Commitment as a political decision of a state

Why do states ratify human rights treaties?
What kind of treaty and under what condition is the state most prone to ratify?
Who is the key decision maker in the signature/ratification process?
Do individual governments decide to commit to treaties close to their ideological position? (i.e. leftist parties more social-rights treaties?) 

Application of International Treaties before the Courts

The subsequent part of the project examines the significance of international treaties in the case law of the highest Czech judicial bodies: the Constitutional Court, the Supreme Court, and the Supreme Administrative Court. We search for application of and references to international human rights treaties and case law of international human rights bodies in the judgments of the highest Czech courts. Again, a dataset covering various factors of references (intensity of a reference; a treaty or a body referred to; complicity with the foreign bodies’ case law; year of reference; referring institution; referring chamber; referring judge-rapporteur; a right in question etc.; success of the applicant) is going to be created in order to define conditions under which references are the most or least likely.
Do courts refer to signed, but not yet ratified treaties? If so, is it possible to say that they overtake possition of other branches of government?
Do courts refer to international treaties ratified, but not yet fully implemented in the CR?
It shall be also determined to what extent references to the international treaties and/or case-law are used by the highest courts as a strategic tool in order to strike down governmental policy.

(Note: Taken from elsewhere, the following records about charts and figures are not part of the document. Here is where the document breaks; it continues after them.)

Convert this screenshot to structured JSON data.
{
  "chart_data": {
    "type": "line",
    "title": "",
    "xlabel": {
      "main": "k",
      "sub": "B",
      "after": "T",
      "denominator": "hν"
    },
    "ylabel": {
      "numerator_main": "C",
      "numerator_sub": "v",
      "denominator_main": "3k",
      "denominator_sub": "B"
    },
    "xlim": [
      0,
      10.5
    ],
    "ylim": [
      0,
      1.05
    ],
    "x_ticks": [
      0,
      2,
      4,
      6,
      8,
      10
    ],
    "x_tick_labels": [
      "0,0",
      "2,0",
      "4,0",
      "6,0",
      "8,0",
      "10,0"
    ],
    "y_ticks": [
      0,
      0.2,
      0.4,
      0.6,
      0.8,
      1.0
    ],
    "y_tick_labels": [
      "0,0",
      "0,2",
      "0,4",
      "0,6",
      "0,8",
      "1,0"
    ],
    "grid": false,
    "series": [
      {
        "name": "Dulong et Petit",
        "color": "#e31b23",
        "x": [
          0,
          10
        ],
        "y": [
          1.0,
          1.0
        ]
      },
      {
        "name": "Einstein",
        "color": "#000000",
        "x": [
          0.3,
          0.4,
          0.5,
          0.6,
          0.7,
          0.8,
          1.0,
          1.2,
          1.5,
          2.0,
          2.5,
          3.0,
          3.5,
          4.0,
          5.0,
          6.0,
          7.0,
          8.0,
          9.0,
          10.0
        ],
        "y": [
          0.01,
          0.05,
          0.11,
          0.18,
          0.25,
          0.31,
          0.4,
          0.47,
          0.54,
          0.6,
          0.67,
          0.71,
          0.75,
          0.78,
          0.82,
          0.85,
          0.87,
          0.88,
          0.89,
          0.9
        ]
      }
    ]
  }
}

Reservations to Human Rights Treaties

A special part of the project deals with the practice of reservations to human rights treaties. The analysis follows the pattern developed in previous portions – a comprehensive quantitative description of the issue at hand is complemented by a qualitative part based especially on the content of the reservations and interviews which will attempt to find motives for the adoption of reservations. The research shall determine how frequently the CR employs reservations to human rights treaties, what type of reservations to what types of treaties and provisions it uses and how these categories change over time. Another question asks if the reservations are then put into the practice in the CR and if courts follow the reservations or are rather willing to apply treaties in their entirety.